In July last year a video of various objects being cut open went viral. Knives sliced into a Croc shoe, a pot plant, a roll of toilet paper, a pile of towels – all revealing spongy innards layered with icing. Increasingly elaborate cakes and decorative baking has become an online obsession, particularly for Donna Lu. “It is mesmerising to watch the labour people devote to something whose sole purpose is destruction, where the full value of the artistic work is not realised until it is taken apart,” she said.
New Gold Mountain captures the harsh beauty of Australian land but is narratively more interested in the consequences of capitalism’s compulsion to drain it of resources, writes Luke Buckmaster. The four-part SBS miniseries about the Chinese community in 1850s Ballarat gives a fresh, cinematic spin on history. “In a world of information overload, where there is tendency to assume every story worth telling has already been told, Corrie Chen’s series reminds us this is far from true: history and culture, as always, is a matter of perspective.”
Listen
As the world begins to move away from coal, with more countries vowing to be coal-free by 2030, Australia stands in stark contrast. The federal environment minister, Sussan Ley, has just approved four new coal projects in one month.

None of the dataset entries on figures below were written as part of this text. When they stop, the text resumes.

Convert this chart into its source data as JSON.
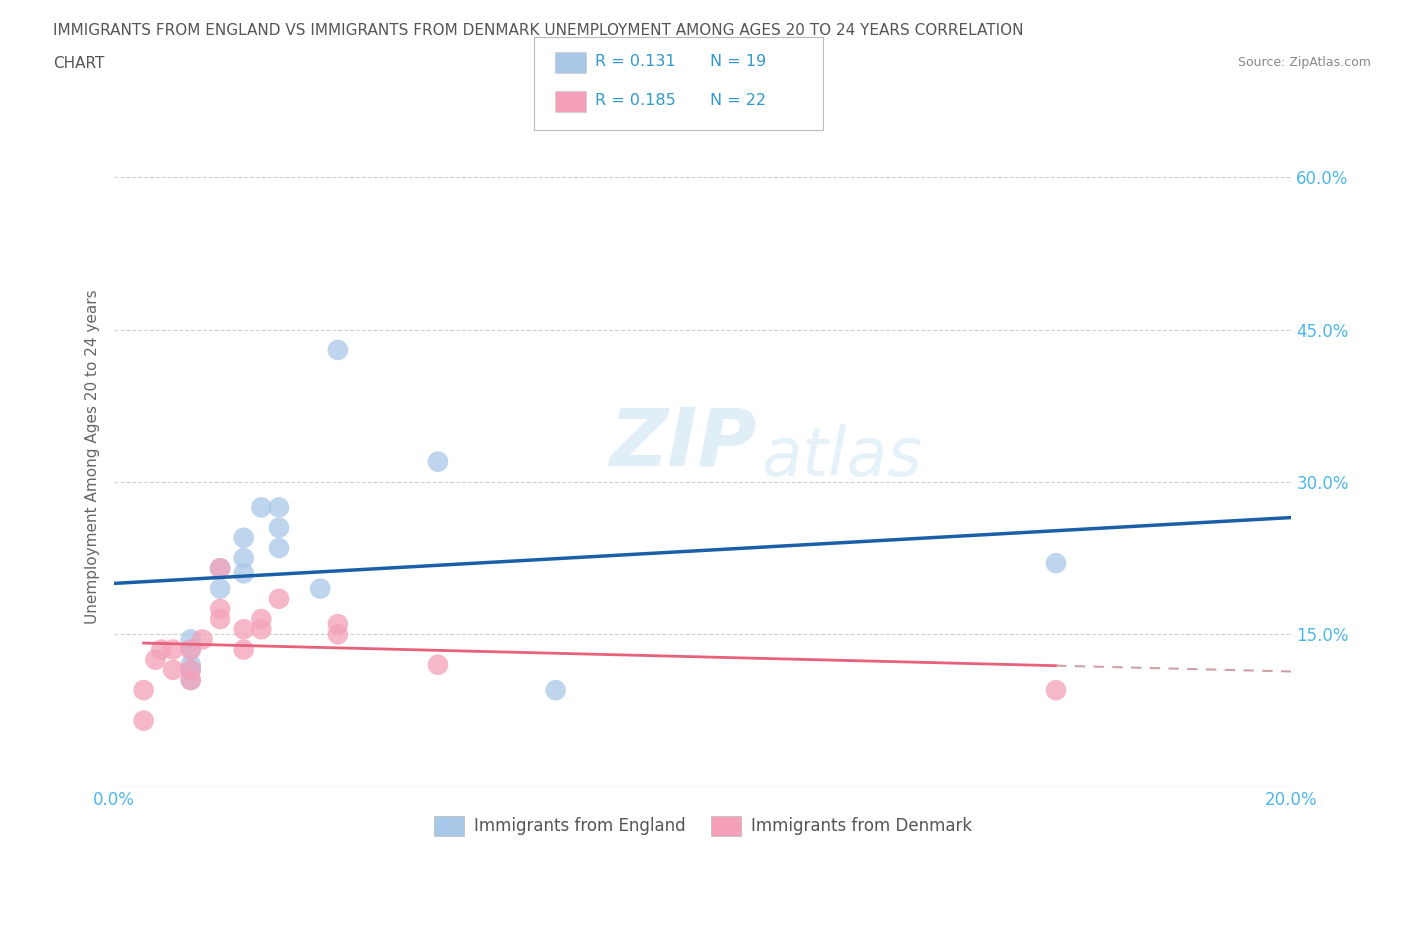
{
  "title_line1": "IMMIGRANTS FROM ENGLAND VS IMMIGRANTS FROM DENMARK UNEMPLOYMENT AMONG AGES 20 TO 24 YEARS CORRELATION",
  "title_line2": "CHART",
  "source_text": "Source: ZipAtlas.com",
  "ylabel": "Unemployment Among Ages 20 to 24 years",
  "xlim": [
    0.0,
    0.2
  ],
  "ylim": [
    0.0,
    0.65
  ],
  "xticks": [
    0.0,
    0.05,
    0.1,
    0.15,
    0.2
  ],
  "xticklabels": [
    "0.0%",
    "",
    "",
    "",
    "20.0%"
  ],
  "yticks": [
    0.0,
    0.15,
    0.3,
    0.45,
    0.6
  ],
  "yticklabels": [
    "",
    "15.0%",
    "30.0%",
    "45.0%",
    "60.0%"
  ],
  "england_color": "#a8c8e8",
  "denmark_color": "#f4a0b8",
  "england_line_color": "#1a5fa8",
  "denmark_line_color": "#e8607a",
  "denmark_dash_color": "#d0a0a8",
  "england_R": 0.131,
  "england_N": 19,
  "denmark_R": 0.185,
  "denmark_N": 22,
  "watermark_top": "ZIP",
  "watermark_bot": "atlas",
  "england_x": [
    0.013,
    0.013,
    0.013,
    0.013,
    0.013,
    0.018,
    0.018,
    0.022,
    0.022,
    0.022,
    0.025,
    0.028,
    0.028,
    0.028,
    0.035,
    0.038,
    0.055,
    0.075,
    0.16
  ],
  "england_y": [
    0.105,
    0.115,
    0.12,
    0.135,
    0.145,
    0.215,
    0.195,
    0.245,
    0.225,
    0.21,
    0.275,
    0.275,
    0.255,
    0.235,
    0.195,
    0.43,
    0.32,
    0.095,
    0.22
  ],
  "denmark_x": [
    0.005,
    0.005,
    0.007,
    0.008,
    0.01,
    0.01,
    0.013,
    0.013,
    0.013,
    0.015,
    0.018,
    0.018,
    0.018,
    0.022,
    0.022,
    0.025,
    0.025,
    0.028,
    0.038,
    0.038,
    0.055,
    0.16
  ],
  "denmark_y": [
    0.065,
    0.095,
    0.125,
    0.135,
    0.115,
    0.135,
    0.105,
    0.115,
    0.135,
    0.145,
    0.165,
    0.175,
    0.215,
    0.135,
    0.155,
    0.155,
    0.165,
    0.185,
    0.15,
    0.16,
    0.12,
    0.095
  ],
  "background_color": "#ffffff",
  "grid_color": "#d0d0d0",
  "tick_color": "#4db8e8",
  "label_color": "#666666"
}
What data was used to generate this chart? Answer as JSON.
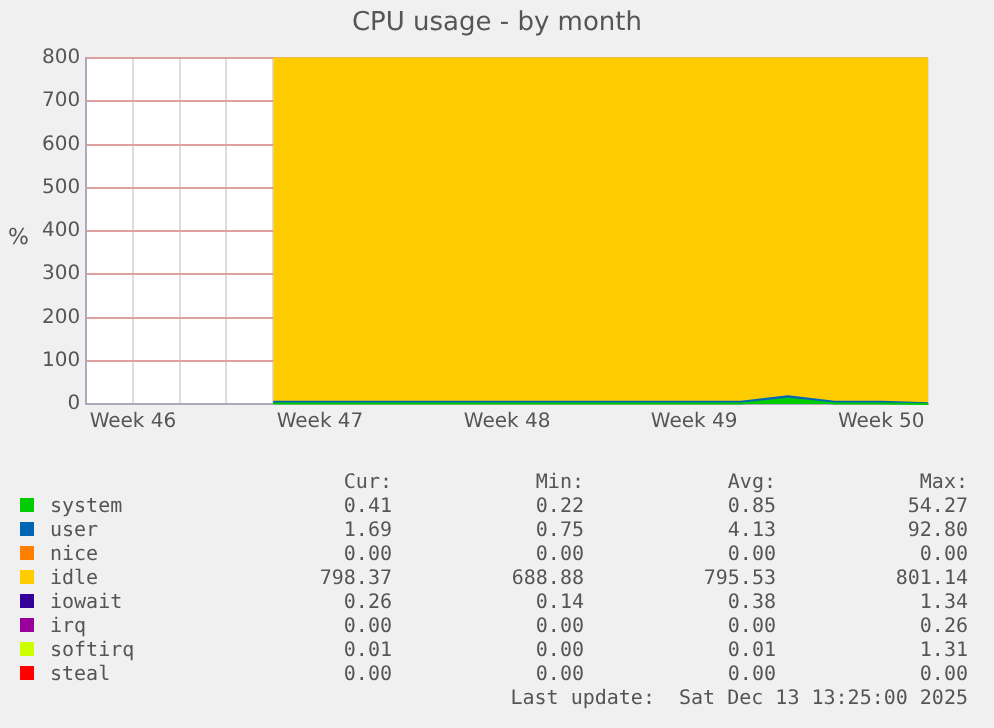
{
  "chart_data": {
    "type": "area",
    "title": "CPU usage - by month",
    "ylabel": "%",
    "stacked": true,
    "legend": "bottom",
    "grid": true,
    "categories": [
      null,
      "Week 46",
      null,
      null,
      null,
      "Week 47",
      null,
      null,
      null,
      "Week 48",
      null,
      null,
      null,
      "Week 49",
      null,
      null,
      null,
      "Week 50",
      null
    ],
    "ylim": [
      0,
      800
    ],
    "yticks": [
      0,
      100,
      200,
      300,
      400,
      500,
      600,
      700,
      800
    ],
    "series": [
      {
        "name": "system",
        "color": "#00cc00",
        "values": [
          null,
          null,
          null,
          null,
          1,
          1,
          1,
          1,
          1,
          1,
          1,
          1,
          1,
          1,
          1,
          12,
          1,
          1,
          0
        ]
      },
      {
        "name": "user",
        "color": "#0066b3",
        "values": [
          null,
          null,
          null,
          null,
          4,
          4,
          4,
          4,
          4,
          4,
          4,
          4,
          4,
          4,
          4,
          6,
          4,
          4,
          2
        ]
      },
      {
        "name": "nice",
        "color": "#ff8000",
        "values": [
          null,
          null,
          null,
          null,
          null,
          null,
          null,
          null,
          null,
          null,
          null,
          null,
          null,
          null,
          null,
          null,
          null,
          null,
          null
        ]
      },
      {
        "name": "idle",
        "color": "#ffcc00",
        "values": [
          null,
          null,
          null,
          null,
          794,
          794,
          794,
          794,
          794,
          794,
          794,
          794,
          794,
          794,
          794,
          781,
          794,
          794,
          797
        ]
      },
      {
        "name": "iowait",
        "color": "#330099",
        "values": [
          null,
          null,
          null,
          null,
          null,
          null,
          null,
          null,
          null,
          null,
          null,
          null,
          null,
          null,
          null,
          null,
          null,
          null,
          null
        ]
      },
      {
        "name": "irq",
        "color": "#990099",
        "values": [
          null,
          null,
          null,
          null,
          null,
          null,
          null,
          null,
          null,
          null,
          null,
          null,
          null,
          null,
          null,
          null,
          null,
          null,
          null
        ]
      },
      {
        "name": "softirq",
        "color": "#ccff00",
        "values": [
          null,
          null,
          null,
          null,
          null,
          null,
          null,
          null,
          null,
          null,
          null,
          null,
          null,
          null,
          null,
          null,
          null,
          null,
          null
        ]
      },
      {
        "name": "steal",
        "color": "#ff0000",
        "values": [
          null,
          null,
          null,
          null,
          null,
          null,
          null,
          null,
          null,
          null,
          null,
          null,
          null,
          null,
          null,
          null,
          null,
          null,
          null
        ]
      }
    ],
    "annotations": [
      "Cur:",
      "Min:",
      "Avg:",
      "Max:",
      "0.41",
      "0.22",
      "0.85",
      "54.27",
      "1.69",
      "0.75",
      "4.13",
      "92.80",
      "0.00",
      "0.00",
      "0.00",
      "0.00",
      "798.37",
      "688.88",
      "795.53",
      "801.14",
      "0.26",
      "0.14",
      "0.38",
      "1.34",
      "0.00",
      "0.00",
      "0.00",
      "0.26",
      "0.01",
      "0.00",
      "0.01",
      "1.31",
      "0.00",
      "0.00",
      "0.00",
      "0.00",
      "Last update:  Sat Dec 13 13:25:00 2025"
    ]
  }
}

In this episode of Full Story, Laura Murphy-Oates speaks to the barrister Chris McGrath and Guardian Australia environment reporter Lisa Cox about how and why these coal projects were approved – and the future of Australia’s relationship with coal.
Full Story is Guardian Australia’s daily news podcast. Subscribe for free on Apple Podcasts, Spotify or any other podcasting app.
Sport
The Socceroos have lost to Japan 1-2 in the 2022 World Cup qualifier, bringing their 11-match winning streak to an end. “We’re devastated. We did drop three points here. If we’d come off with a 1-1 draw you’d have accepted it,” said goalscorer Ajdin Hrustic. “We’re going to close this chapter now. We’re going to keep going. I’m 100% sure we’ll finish on top if we keep playing the way we’re playing.”
Media roundup
Liberal defector Dan Cregan has been installed as South Australia’s Speaker in a late-night coup just four days after he quit to become an independent, report the Advertiser. The Herald Sun says Melbourne’s Royal Children’s hospital has isolated the neonatal intensive care unit after an unknowingly infected parent visited the site.
Coming up
A Senate inquiry into job security will hold a hearing.
The IMF will release the latest world economic outlook.